Bisnis.com, SURABAYA - Skema pencabutan sengketa pajak dalam RUU Pengampunan Pajak alias tax amnesty berisiko menimbulkan ketidakadilan, khususnya mengenai pelunasan utang pajak.
Direktur Eksekutif Center for Indonesia Taxation Analysis (CITA) Yustinus Prastowo menyampaikan skema itu memicu pertanyaan apakah wajib pajak (WP) tetap harus membayar utang pajak.Pasal 25 ayat (3a) UU No 28/2007 tentang Ketentuan Umum dan Tata Cara Perpajakan menyebutkan WP yang mengajukan keberatan atas surat ketetapan pajak wajib melunasi pajak minimal sejumlah yang disetujui WP dalam pembahasan akhir hasil pemeriksaan.
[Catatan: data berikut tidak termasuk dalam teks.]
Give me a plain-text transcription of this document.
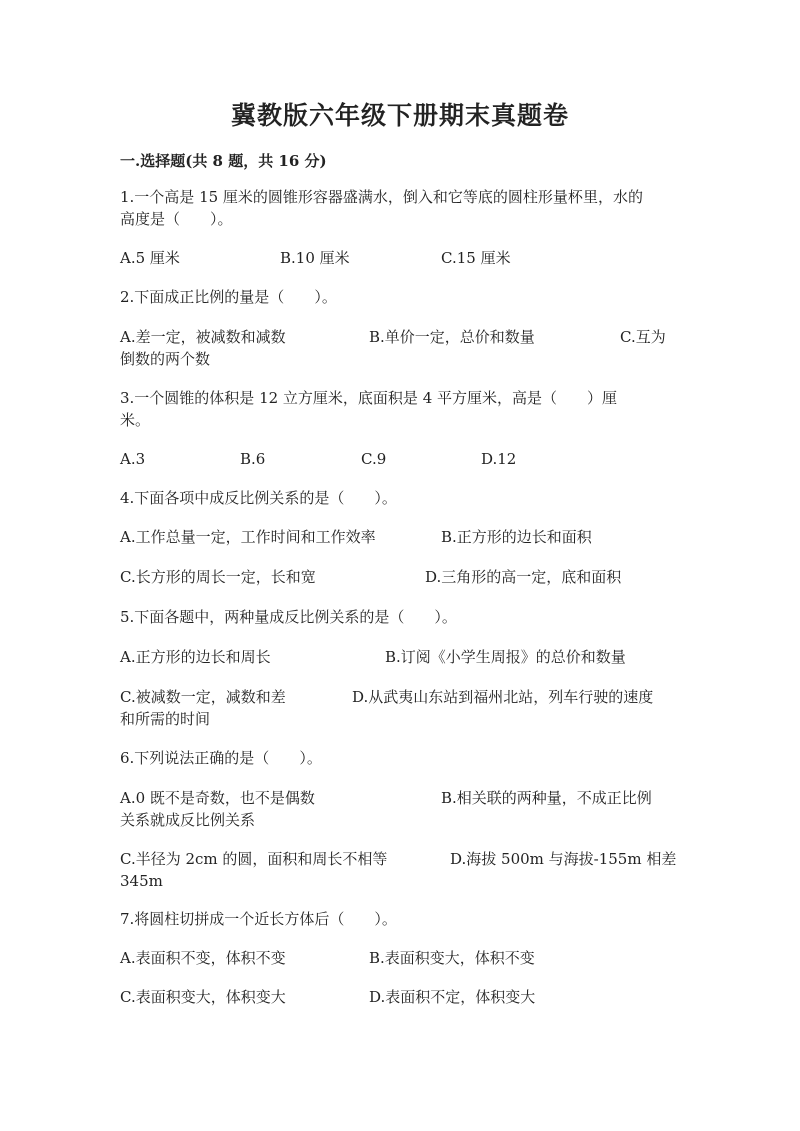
冀教版六年级下册期末真题卷
一.选择题(共 8 题，共 16 分)
1.一个高是 15 厘米的圆锥形容器盛满水，倒入和它等底的圆柱形量杯里，水的
高度是（　　）。
A.5 厘米	B.10 厘米	C.15 厘米
2.下面成正比例的量是（　　）。
A.差一定，被减数和减数	B.单价一定，总价和数量	C.互为
倒数的两个数
3.一个圆锥的体积是 12 立方厘米，底面积是 4 平方厘米，高是（　　）厘
米。
A.3	B.6	C.9	D.12
4.下面各项中成反比例关系的是（　　）。
A.工作总量一定，工作时间和工作效率	B.正方形的边长和面积
C.长方形的周长一定，长和宽	D.三角形的高一定，底和面积
5.下面各题中，两种量成反比例关系的是（　　）。
A.正方形的边长和周长	B.订阅《小学生周报》的总价和数量
C.被减数一定，减数和差	D.从武夷山东站到福州北站，列车行驶的速度
和所需的时间
6.下列说法正确的是（　　）。
A.0 既不是奇数，也不是偶数	B.相关联的两种量，不成正比例
关系就成反比例关系
C.半径为 2cm 的圆，面积和周长不相等	D.海拔 500m 与海拔-155m 相差
345m
7.将圆柱切拼成一个近长方体后（　　）。
A.表面积不变，体积不变	B.表面积变大，体积不变
C.表面积变大，体积变大	D.表面积不定，体积变大
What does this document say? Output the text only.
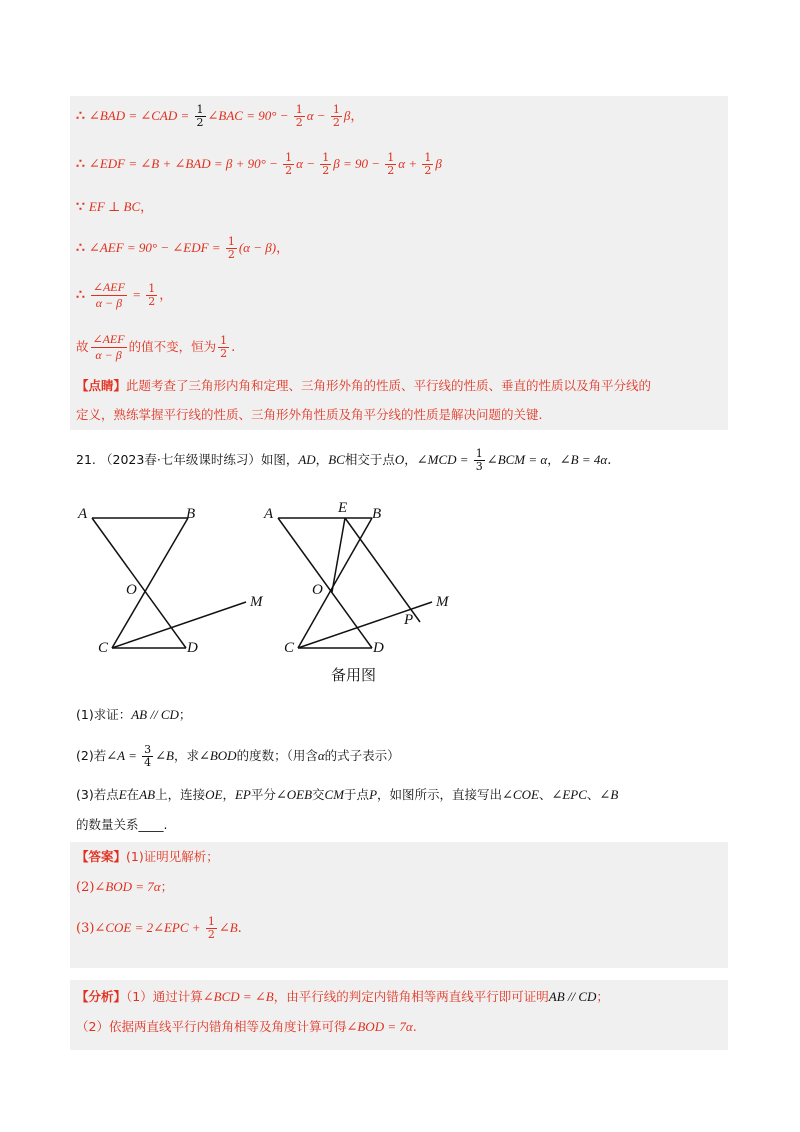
∴ ∠BAD = ∠CAD = $\frac{1}{2}$ ∠BAC = $90^\circ - \frac{1}{2}$ $\alpha - \frac{1}{2}$ β，
∴ ∠EDF = ∠B + ∠BAD = $\beta + 90^\circ - \frac{1}{2}$ $\alpha - \frac{1}{2}$ $\beta = 90 - \frac{1}{2}$ $\alpha + \frac{1}{2}$ β
∵ EF ⊥ BC，
∴ ∠AEF = 90° − ∠EDF = $\frac{1}{2} (\alpha - \beta)$，
∴ $\frac{\text{∠AEF}}{\alpha - \beta} = \frac{1}{2}$ ，
故 $\frac{\text{∠AEF}}{\alpha - \beta}$ 的值不变，恒为 $\frac{1}{2}$ .
【点睛】此题考查了三角形内角和定理、三角形外角的性质、平行线的性质、垂直的性质以及角平分线的
定义，熟练掌握平行线的性质、三角形外角性质及角平分线的性质是解决问题的关键.
21. （2023春·七年级课时练习）如图，AD，BC相交于点O，∠MCD = $\frac{1}{3}$ ∠BCM = α，∠B = 4α.
A	B
O
C	D
M
A	E B
O
P
M
C	D
备用图
(1)求证：AB // CD；
(2)若∠A = $\frac{3}{4}$ ∠B，求∠BOD的度数；（用含α的式子表示）
(3)若点E在AB上，连接OE，EP平分∠OEB交CM于点P，如图所示，直接写出∠COE、∠EPC、∠B
的数量关系____.
【答案】(1)证明见解析；
(2)∠BOD = 7α；
(3)∠COE = 2∠EPC + $\frac{1}{2}$ ∠B.
【分析】（1）通过计算∠BCD = ∠B，由平行线的判定内错角相等两直线平行即可证明AB // CD；
（2）依据两直线平行内错角相等及角度计算可得∠BOD = 7α.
Adapun ayat (3b) menyebutkan jumlah pajak yang belum dibayar pada saat pengajuan permohonan keberatan tidak termasuk sebagai utang pajak.
"Kalau iya (harus mengakui utang pajak), tidak fair karena WP harus melunasi itu. Yang tadinya WP punya probabilitas menang sengketa besar, sekarang harus dicabut demi ikut tax amnesty," katanya di Surabaya, Kamis (4/2/2016).
Menurutnya, RUU Tax Amnesty harus sekaligus memuat ketentuan bahwa utang pajak dianggap telah dilunasi jika sengketa dicabut. Negara, kata Yustinus, memang akan rugi karena di pengadilan pajak kini menumpuk sekitar 10.000 kasus dengan potensi utang pajak Rp30 triliun.
Namun, jika dibandingkan dengan potensi penerimaan pajak Rp60 triliun jika tax amnesty diberlakukan, penghapusan otomatis utang pajak perlu diterapkan.
"Kalau dipaksakan (otomasi pengakuan utang pajak), orang enggak mungkin (mengajukan) amnesty. Mereka mending pilih selesaikan sengketa," tuturnya.
Namun, penghapusan utang pajak tidak berarti tanpa risiko. Menurutnya, perlu ada antisipasi agar WP tidak menjadikan pengajuan tax amnesty sebagai modus mencabut sengketa.
Draf RUU Tax Amnesty menyebutkan, pengajuan pengampunan harus diiringi dengan pencabutan permohonan pengembalian kelebihan pembayaran pajak (restitusi), pengurangan atau penghapusan sanksi administrasi; permohonan pengurangan atau pembatalan ketetapan pajak yang tidak benar; keberatan; banding; gugatan; atau peninjauan kembali.